The findings could improve cancer treatment and drug delivery to treat tumors
Researchers at the School of Biomedical Engineering and Imaging Sciences at King’s College London (KCL), together with partners at the University of Michigan, the Institut national de la santé et de la recherche médicale in Paris, Norway and Germany, are using shear waves to image blood vessel structures and thus improve the treatment of tumors and other diseases.
Results published in Scientific advances could improve cancer treatment, potentially optimizing drug delivery while helping researchers better understand tumors.
Experts from Michigan and KCL developed a new theory based on MRI-based elastography imaging to study how shear waves move through tissue. Through their analysis, researchers can measure the architecture of blood vessels non-invasively using readily available clinical imaging devices.
Shear waves store information about the materials they pass through, including tissue stiffness, which can be helpful in diagnosing disease.
This method allows researchers to visualize tiny blood vessels that are normally too small to detect. Their experiments showed that blood vessels leave clear signatures in the wave patterns that can be detected and analyzed.
Ralph Sinkus, Professor of Biomedical Engineering at the School of Biomedical Engineering and Imaging Sciences, KCL, explained the concept of the method: “Imagine trying to kick a football through a forest. If the trees are randomly distributed, the football will bounce around unpredictably. Similarly, waves moving through tissue are influenced by the arrangement of blood vessels.”

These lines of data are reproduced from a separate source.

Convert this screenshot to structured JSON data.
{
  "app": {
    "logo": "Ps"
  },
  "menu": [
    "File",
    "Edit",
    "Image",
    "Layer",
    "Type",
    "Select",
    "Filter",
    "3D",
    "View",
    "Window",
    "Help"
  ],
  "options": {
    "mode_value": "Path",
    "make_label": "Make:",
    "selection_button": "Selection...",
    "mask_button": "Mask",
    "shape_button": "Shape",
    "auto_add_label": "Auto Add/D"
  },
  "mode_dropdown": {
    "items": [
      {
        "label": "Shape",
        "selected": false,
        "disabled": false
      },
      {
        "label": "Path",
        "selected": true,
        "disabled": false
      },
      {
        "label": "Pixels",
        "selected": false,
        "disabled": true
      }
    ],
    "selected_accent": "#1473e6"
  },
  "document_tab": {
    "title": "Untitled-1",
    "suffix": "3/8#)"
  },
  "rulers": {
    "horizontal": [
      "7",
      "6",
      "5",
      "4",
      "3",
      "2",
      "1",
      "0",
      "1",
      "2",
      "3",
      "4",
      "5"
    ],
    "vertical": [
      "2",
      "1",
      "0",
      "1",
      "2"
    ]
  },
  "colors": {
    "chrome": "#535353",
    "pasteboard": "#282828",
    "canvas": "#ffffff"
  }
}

The researchers believe their research could have implications for cancer treatment, as tumors often cause abnormal blood vessel growth that is more chaotic than in healthy tissue and could be measured to better understand tumors.
In addition, the research could lead to improvements in drug delivery, as the method could determine whether drugs reach tumor cells or have no effect. This could provide important insights into which drugs are best suited to which tumor types and lead to better treatment outcomes.